On Jul 1, 2011, at 7:09 AM, Ross Peoples wrote:
> Since I want to make sure that my application is as secure as possible, I 
> wanted to force all traffic to use HTTPS. At the bottom of my db.py, I have 
> this:
> 
> ############ FORCED SSL #############
> session.secure()
> if not request.is_https:
>     redirect('https://%s/%s' % (request.env.http_host, request.application))
> #####################################
> 
> It works great, secures the cookie, and redirects the user to the HTTPS 
> version of the site since session.secure() does not do this by itself. There 
> is one major problem with this, however, and that is that if I try to run a 
> script from cron, the script fails with a gluon.http.HTTP: 303 error due to 
> the fact that the script isn't using HTTPS.
> 
> So is there a way to tell if a request is from a cron script? Or is there a 
> better way to do the forced SSL connections? Thanks.
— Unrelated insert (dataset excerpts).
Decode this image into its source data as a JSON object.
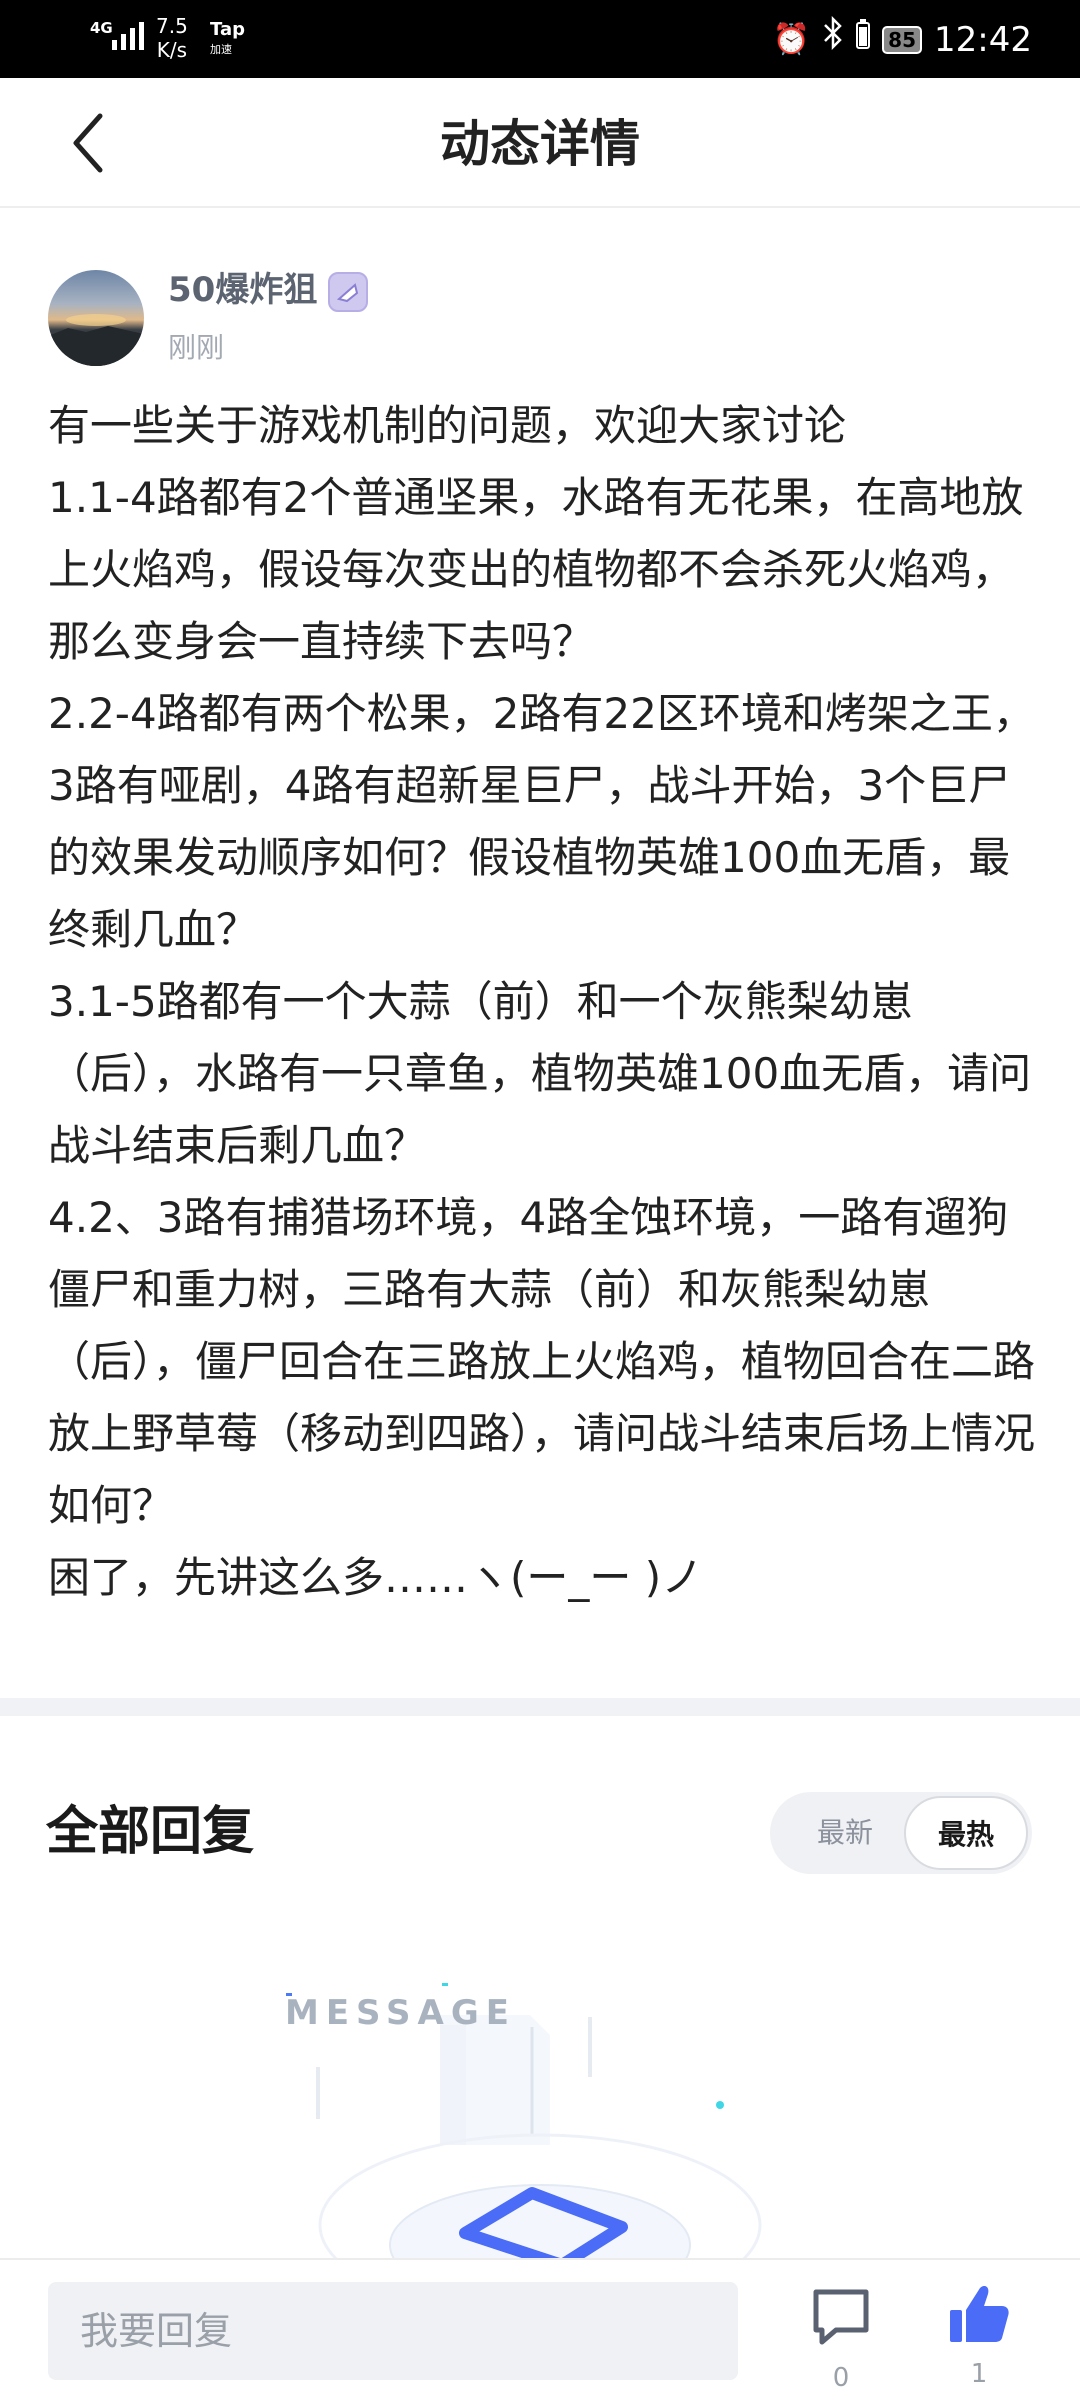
{
  "status_bar": {
    "network": "4G",
    "speed_value": "7.5",
    "speed_unit": "K/s",
    "tap_label": "Tap",
    "tap_sub": "加速",
    "battery": "85",
    "time": "12:42"
  },
  "header": {
    "title": "动态详情"
  },
  "post": {
    "author_name": "50爆炸狙",
    "time": "刚刚",
    "content": "有一些关于游戏机制的问题，欢迎大家讨论\n1.1-4路都有2个普通坚果，水路有无花果，在高地放上火焰鸡，假设每次变出的植物都不会杀死火焰鸡，那么变身会一直持续下去吗？\n2.2-4路都有两个松果，2路有22区环境和烤架之王，3路有哑剧，4路有超新星巨尸，战斗开始，3个巨尸的效果发动顺序如何？假设植物英雄100血无盾，最终剩几血？\n3.1-5路都有一个大蒜（前）和一个灰熊梨幼崽（后），水路有一只章鱼，植物英雄100血无盾，请问战斗结束后剩几血？\n4.2、3路有捕猎场环境，4路全蚀环境，一路有遛狗僵尸和重力树，三路有大蒜（前）和灰熊梨幼崽（后），僵尸回合在三路放上火焰鸡，植物回合在二路放上野草莓（移动到四路），请问战斗结束后场上情况如何？\n困了，先讲这么多……ヽ(ー_ー )ノ"
  },
  "replies": {
    "title": "全部回复",
    "sort_new": "最新",
    "sort_hot": "最热",
    "empty_label": "MESSAGE"
  },
  "bottom_bar": {
    "input_placeholder": "我要回复",
    "comment_count": "0",
    "like_count": "1"
  },
  "colors": {
    "like_blue": "#4a6cf7",
    "text_dark": "#222222",
    "muted": "#a3a9b3"
  },
  "icons": [
    "signal-icon",
    "alarm-icon",
    "bluetooth-icon",
    "battery-icon",
    "back-arrow-icon",
    "author-badge-icon",
    "message-illustration",
    "comment-icon",
    "thumbs-up-icon"
  ]
}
global_settings.cronjob is a boolean indicating just that. I added it a while 
back while cleaning up some aspects of cron handling, so it should be present 
in any of the relatively recent versions.

BTW, you can use URL() in a case like this if you like. Just add scheme='https' 
and URL will do its normal thing, but create an absolute URL as required. The 
rest of its functionality (a/c/f/args?vars and the like) work normally.